Bir kitap tavsiyesi: Hermann Hesse "Bozkırkurdu"

Kitapları anlatma vaktidir!
Bugünkü kitabımız, Hermann Hesse'nin "Bozkırkurdu".

Yıllar önce Clarissa P. Estes'in "Kurtlarla Koşan Kadınlar" kitabını okuduğumda, uzun süre bu kitabın etkisinde kalmıştım. Bozkırkurdu'nu okuduğumda da, çaktırmadan sarsıldım. Kurtlarla ilgili kitaplar, beni etkisine alıyor sanırım:)

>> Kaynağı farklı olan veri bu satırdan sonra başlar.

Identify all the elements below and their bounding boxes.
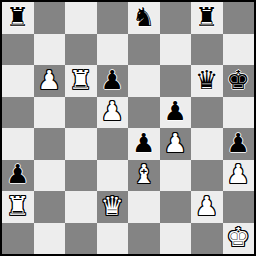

Bozkırkurdu'nu, bu yaz Assos'ta, çok sessiz-sakin bir yerde, özenle okudum. Kitabı okurken, kitabın karakteriyle birlikte, ben de birçok ruh haline girdim çıktım. Ancak kitabı bitirdiğimde, hala kafamda birçok soru işareti vardı. Bir gün ütü yaparken, "evraka evraka!" diye konuşmaya başladım kendi kendime:) Kafamdaki soru işaretlerini çözmüş ve kendi içimde oldukça anlamlı bir sonuca ulaşmıştım. O zaman, Hermann Hesse'ye derin bir hürmet duydum.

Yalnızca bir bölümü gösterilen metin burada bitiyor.